Maybe i didn't make myself clear on some points, but i'm sure people who are currently in nursing school had no problem understanding me.When i talked about how the questions cloud the issue, i didn't mean they cloud it by complications the pt has -- that is rarely the case. they cloud it by including information that is completely irrelevant to the correct answer.
I will try to find specific examples and post them here later...
Nope, sorry. I am currently in a nursing program. I completely understand you. I just disagree.

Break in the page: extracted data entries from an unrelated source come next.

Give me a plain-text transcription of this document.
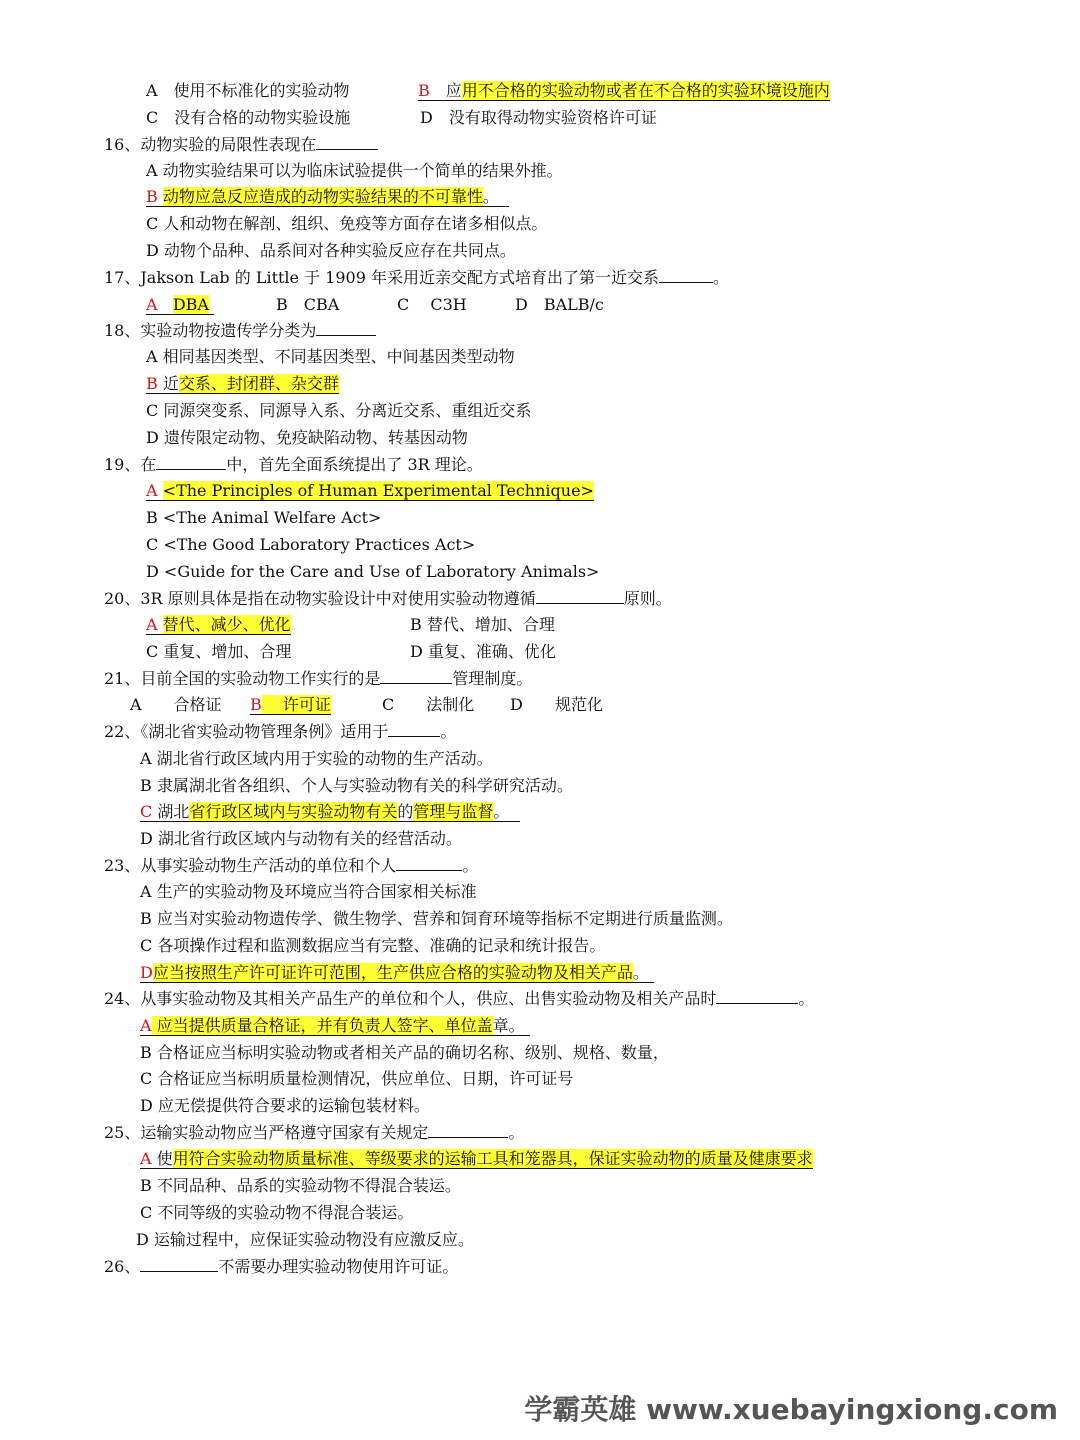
A　使用不标准化的实验动物	B　应用不合格的实验动物或者在不合格的实验环境设施内
C　没有合格的动物实验设施	D　没有取得动物实验资格许可证
16、动物实验的局限性表现在
A 动物实验结果可以为临床试验提供一个简单的结果外推。
B 动物应急反应造成的动物实验结果的不可靠性。
C 人和动物在解剖、组织、免疫等方面存在诸多相似点。
D 动物个品种、品系间对各种实验反应存在共同点。
17、Jakson Lab 的 Little 于 1909 年采用近亲交配方式培育出了第一近交系	。
A DBA	B　CBA	C　 C3H	D　BALB/c
18、实验动物按遗传学分类为
A 相同基因类型、不同基因类型、中间基因类型动物
B 近交系、封闭群、杂交群
C 同源突变系、同源导入系、分离近交系、重组近交系
D 遗传限定动物、免疫缺陷动物、转基因动物
19、在	中，首先全面系统提出了 3R 理论。
A <The Principles of Human Experimental Technique>
B <The Animal Welfare Act>
C <The Good Laboratory Practices Act>
D <Guide for the Care and Use of Laboratory Animals>
20、3R 原则具体是指在动物实验设计中对使用实验动物遵循	原则。
A 替代、减少、优化	B 替代、增加、合理
C 重复、增加、合理	D 重复、准确、优化
21、目前全国的实验动物工作实行的是	管理制度。
A　　合格证 B　 许可证	C　　法制化 D　　规范化
22、《湖北省实验动物管理条例》适用于	。
A 湖北省行政区域内用于实验的动物的生产活动。
B 隶属湖北省各组织、个人与实验动物有关的科学研究活动。
C 湖北省行政区域内与实验动物有关的管理与监督。
D 湖北省行政区域内与动物有关的经营活动。
23、从事实验动物生产活动的单位和个人	。
A 生产的实验动物及环境应当符合国家相关标准
B 应当对实验动物遗传学、微生物学、营养和饲育环境等指标不定期进行质量监测。
C 各项操作过程和监测数据应当有完整、准确的记录和统计报告。
D应当按照生产许可证许可范围，生产供应合格的实验动物及相关产品。
24、从事实验动物及其相关产品生产的单位和个人，供应、出售实验动物及相关产品时	。
A 应当提供质量合格证，并有负责人签字、单位盖章。
B 合格证应当标明实验动物或者相关产品的确切名称、级别、规格、数量，
C 合格证应当标明质量检测情况，供应单位、日期，许可证号
D 应无偿提供符合要求的运输包装材料。
25、运输实验动物应当严格遵守国家有关规定	。
A 使用符合实验动物质量标准、等级要求的运输工具和笼器具，保证实验动物的质量及健康要求
B 不同品种、品系的实验动物不得混合装运。
C 不同等级的实验动物不得混合装运。
D 运输过程中，应保证实验动物没有应激反应。
26、	不需要办理实验动物使用许可证。
学霸英雄 www.xuebayingxiong.com
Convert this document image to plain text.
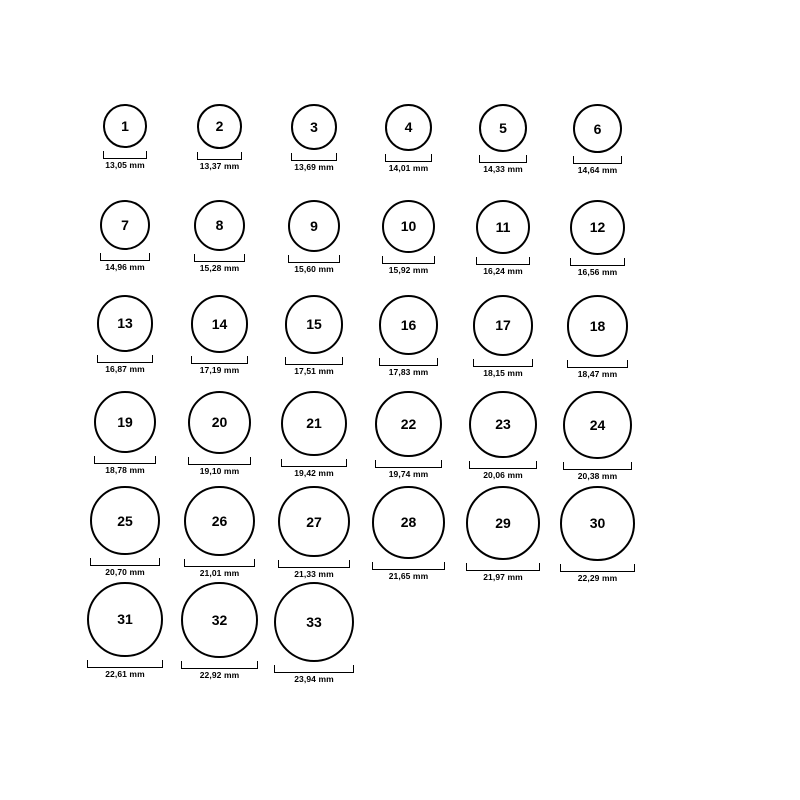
1
13,05 mm
2
13,37 mm
3
13,69 mm
4
14,01 mm
5
14,33 mm
6
14,64 mm
7
14,96 mm
8
15,28 mm
9
15,60 mm
10
15,92 mm
11
16,24 mm
12
16,56 mm
13
16,87 mm
14
17,19 mm
15
17,51 mm
16
17,83 mm
17
18,15 mm
18
18,47 mm
19
18,78 mm
20
19,10 mm
21
19,42 mm
22
19,74 mm
23
20,06 mm
24
20,38 mm
25
20,70 mm
26
21,01 mm
27
21,33 mm
28
21,65 mm
29
21,97 mm
30
22,29 mm
31
22,61 mm
32
22,92 mm
33
23,94 mm
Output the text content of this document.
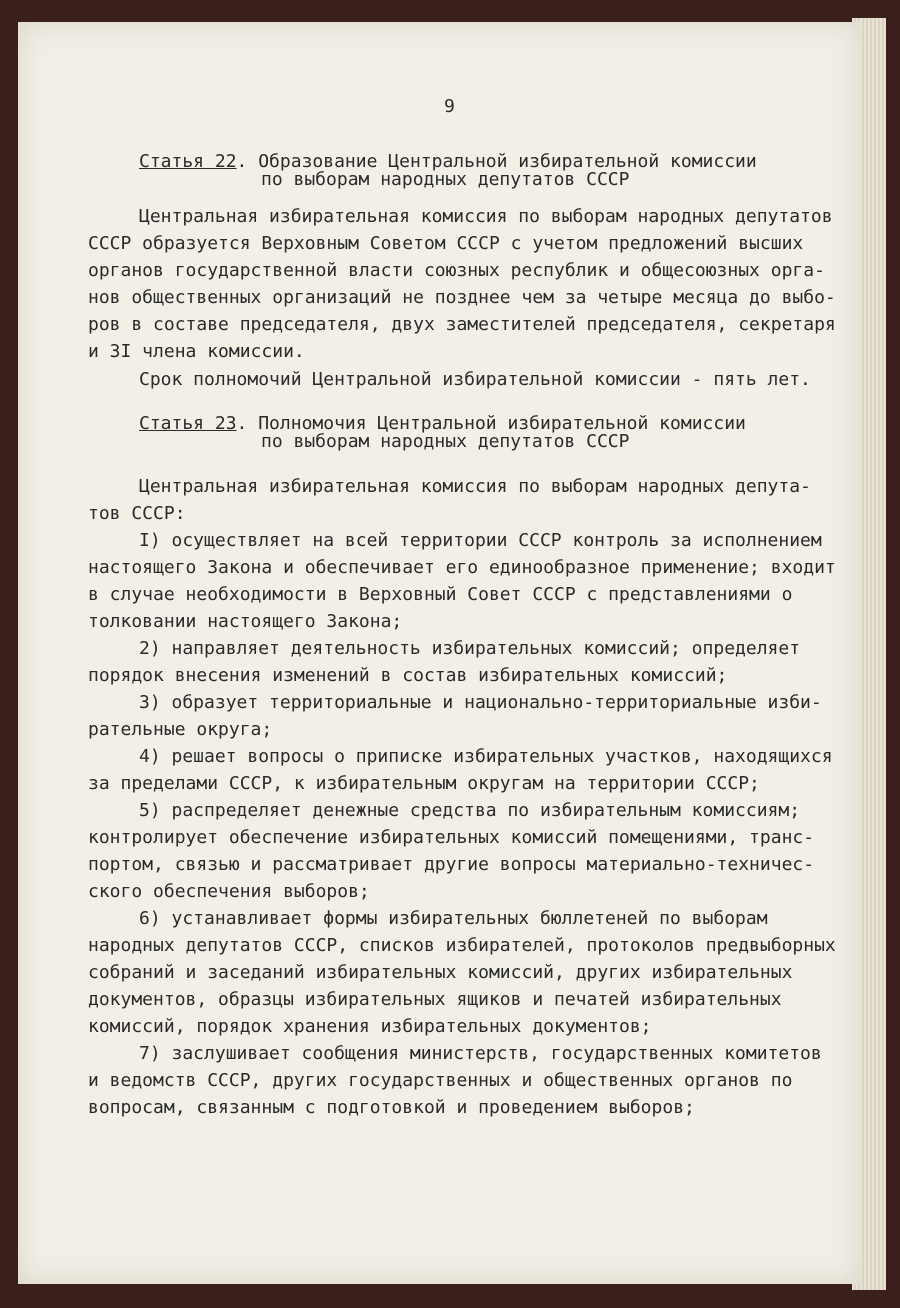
9
Статья 22. Образование Центральной избирательной комиссии
по выборам народных депутатов СССР
Центральная избирательная комиссия по выборам народных депутатов
СССР образуется Верховным Советом СССР с учетом предложений высших
органов государственной власти союзных республик и общесоюзных орга-
нов общественных организаций не позднее чем за четыре месяца до выбо-
ров в составе председателя, двух заместителей председателя, секретаря
и 3I члена комиссии.
Срок полномочий Центральной избирательной комиссии - пять лет.
Статья 23. Полномочия Центральной избирательной комиссии
по выборам народных депутатов СССР
Центральная избирательная комиссия по выборам народных депута-
тов СССР:
I) осуществляет на всей территории СССР контроль за исполнением
настоящего Закона и обеспечивает его единообразное применение; входит
в случае необходимости в Верховный Совет СССР с представлениями о
толковании настоящего Закона;
2) направляет деятельность избирательных комиссий; определяет
порядок внесения изменений в состав избирательных комиссий;
3) образует территориальные и национально-территориальные изби-
рательные округа;
4) решает вопросы о приписке избирательных участков, находящихся
за пределами СССР, к избирательным округам на территории СССР;
5) распределяет денежные средства по избирательным комиссиям;
контролирует обеспечение избирательных комиссий помещениями, транс-
портом, связью и рассматривает другие вопросы материально-техничес-
ского обеспечения выборов;
6) устанавливает формы избирательных бюллетеней по выборам
народных депутатов СССР, списков избирателей, протоколов предвыборных
собраний и заседаний избирательных комиссий, других избирательных
документов, образцы избирательных ящиков и печатей избирательных
комиссий, порядок хранения избирательных документов;
7) заслушивает сообщения министерств, государственных комитетов
и ведомств СССР, других государственных и общественных органов по
вопросам, связанным с подготовкой и проведением выборов;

it's interesting though... why is it that no other program or class other than nursing have students constantly voicing similar opinions -- that the exam questions are not worded right, that the content of the exam is not covered in lecture, "too many questions were formatted so a person who was very familiar with the material was likely to be tricked into selecting the "wrong" correct answer." (from 2ndyearstudent ) etc etc
i don't remember students taking math, physics, biology, psychology, computer science, english, spanish, logic, history to have these kind of problems with tests... something to think about
itsmejuli
2,188 Posts
Read the question through once and look at the answers. Then read the question again and underline the key words and what the question is asking. Then eliminate the obviously wrong 2 answers. Read your underlined words/phrase again and look at the 2 remaining answers and select the right one.
Here's a really good example from the Saunders cd:
A nurse monitors the respiratory status of the client being treated for acute exacerbation of chronic COPD. Which of the following assessment findings would indicate a deterioration in ventilation?
a. cyanosis
b. rapid, shallow respirations
c. hyperventilated chest
d. coorifice crackles auscultated bilaterally
Hyperventilated chest and cyanosis are common in people with chronic COPD so eliminate those right away.
If you read through the question quickly you'd be tempted to select D. You need to read the question again, its asking about "deterioration in ventilation" so the answer is B.
Do not sit there and keep looking at the question and answers and telling yourself that all of the symptoms apply to COPD. Concentrate only on what the question is specifically asking, don't try to justify anything.
This is how I do exams and it works well for me.